Aun así, no importa mucho lo que diga. Sé por experiencia que, si el arte es lo que conocéis, moriréis tratando de vivir de él en busca de un destino que no os parta en dos. No diré que no lo hagáis, no seré tan hipócrita. No obstante, esto es un dilema al que os enfrentaréis.
El arte está muerto y todo aquel que lo defiende es una resistencia en decadencia.
Solo espero que no tengamos que vender demasiados trozos de nuestra alma.
Carlos Ruiz Santiago
Redactor
4 comentarios
«¿Para qué quiero la luz
si tropiezo tinieblas?»
Miguel Hernández, otro puto, como Julia Roberts, tú y yo
También decía Miguel, pensando en el suicidio, parafraseo esta vez: miro los altísimos campanarios con nostalgia.
No digo nada de Robert, que lloro
Pienso en los más altos campanarios para un salto mortal.
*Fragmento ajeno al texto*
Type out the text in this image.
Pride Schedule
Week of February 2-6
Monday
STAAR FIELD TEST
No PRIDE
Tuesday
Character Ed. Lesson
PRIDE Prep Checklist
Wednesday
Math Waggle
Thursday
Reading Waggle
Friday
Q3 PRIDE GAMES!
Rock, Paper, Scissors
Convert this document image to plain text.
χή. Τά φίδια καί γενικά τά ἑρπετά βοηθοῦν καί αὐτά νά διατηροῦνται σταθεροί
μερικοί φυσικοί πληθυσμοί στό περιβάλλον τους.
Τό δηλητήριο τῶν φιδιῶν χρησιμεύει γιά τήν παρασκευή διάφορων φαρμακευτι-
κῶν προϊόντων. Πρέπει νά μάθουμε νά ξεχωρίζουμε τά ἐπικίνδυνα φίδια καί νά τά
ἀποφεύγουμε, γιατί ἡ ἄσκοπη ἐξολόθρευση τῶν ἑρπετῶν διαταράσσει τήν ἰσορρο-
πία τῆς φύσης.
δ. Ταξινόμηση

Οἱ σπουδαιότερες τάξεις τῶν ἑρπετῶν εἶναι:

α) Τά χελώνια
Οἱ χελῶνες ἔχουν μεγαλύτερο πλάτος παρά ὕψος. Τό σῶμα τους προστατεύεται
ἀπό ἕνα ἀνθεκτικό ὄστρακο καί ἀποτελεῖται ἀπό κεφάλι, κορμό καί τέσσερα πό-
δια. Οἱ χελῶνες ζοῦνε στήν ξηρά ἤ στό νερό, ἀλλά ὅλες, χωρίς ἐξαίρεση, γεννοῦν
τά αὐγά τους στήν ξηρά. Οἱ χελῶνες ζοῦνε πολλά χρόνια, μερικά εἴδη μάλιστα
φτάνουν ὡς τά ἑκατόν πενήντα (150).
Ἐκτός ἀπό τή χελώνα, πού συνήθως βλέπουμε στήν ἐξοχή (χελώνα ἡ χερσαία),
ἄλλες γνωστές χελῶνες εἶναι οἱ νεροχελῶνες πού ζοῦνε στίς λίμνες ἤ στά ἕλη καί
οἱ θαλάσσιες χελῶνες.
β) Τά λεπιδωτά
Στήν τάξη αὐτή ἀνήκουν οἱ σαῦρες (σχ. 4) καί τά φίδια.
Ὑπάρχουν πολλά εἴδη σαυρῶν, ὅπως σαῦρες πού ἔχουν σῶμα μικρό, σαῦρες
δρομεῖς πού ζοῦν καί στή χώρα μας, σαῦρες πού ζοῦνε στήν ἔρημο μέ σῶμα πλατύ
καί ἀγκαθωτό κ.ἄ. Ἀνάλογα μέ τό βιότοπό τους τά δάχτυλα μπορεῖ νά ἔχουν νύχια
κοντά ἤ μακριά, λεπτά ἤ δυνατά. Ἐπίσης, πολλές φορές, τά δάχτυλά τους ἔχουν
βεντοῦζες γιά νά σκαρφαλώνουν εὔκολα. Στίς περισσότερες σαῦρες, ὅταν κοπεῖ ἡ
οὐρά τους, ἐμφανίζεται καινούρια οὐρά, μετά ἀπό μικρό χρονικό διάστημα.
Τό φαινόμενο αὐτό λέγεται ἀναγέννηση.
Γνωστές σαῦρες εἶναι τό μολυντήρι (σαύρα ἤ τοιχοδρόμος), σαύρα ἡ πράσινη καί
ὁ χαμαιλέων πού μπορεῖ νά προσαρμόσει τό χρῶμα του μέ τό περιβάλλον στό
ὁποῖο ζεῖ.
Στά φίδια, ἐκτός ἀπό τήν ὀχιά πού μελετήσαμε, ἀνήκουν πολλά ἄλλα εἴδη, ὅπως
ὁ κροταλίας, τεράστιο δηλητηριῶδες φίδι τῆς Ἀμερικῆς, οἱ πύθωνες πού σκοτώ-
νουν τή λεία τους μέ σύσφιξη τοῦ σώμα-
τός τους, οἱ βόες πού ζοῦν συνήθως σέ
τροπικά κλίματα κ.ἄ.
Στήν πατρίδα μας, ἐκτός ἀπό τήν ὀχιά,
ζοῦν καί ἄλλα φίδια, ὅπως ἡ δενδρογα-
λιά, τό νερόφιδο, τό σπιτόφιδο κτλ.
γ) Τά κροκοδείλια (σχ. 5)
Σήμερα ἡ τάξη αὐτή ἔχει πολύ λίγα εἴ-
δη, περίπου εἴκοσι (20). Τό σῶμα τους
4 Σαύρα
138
Así era, 😁😁😁
El arte es como cualquier trabajo: alimenticio. Pero el verdadero arte llega después, cuando has entregado tu obra y te has quedado con ganas de más y, una vez asegurada la comida, trabajas por capricho, libre, sin expectativas.
A mí dame pan y llámame tonto.
Gran artículo, compi!
Me encanta el artículo. Muchos matices. Demasiados rincones. Somos el aire que respiramos y nuestro arte siempre debería ser vómito. ¿Acaso alguien compra vómito? Yo lo compro. Y me vendo al mejor postor si es lo mío lo que está buscando.
Un abrazo.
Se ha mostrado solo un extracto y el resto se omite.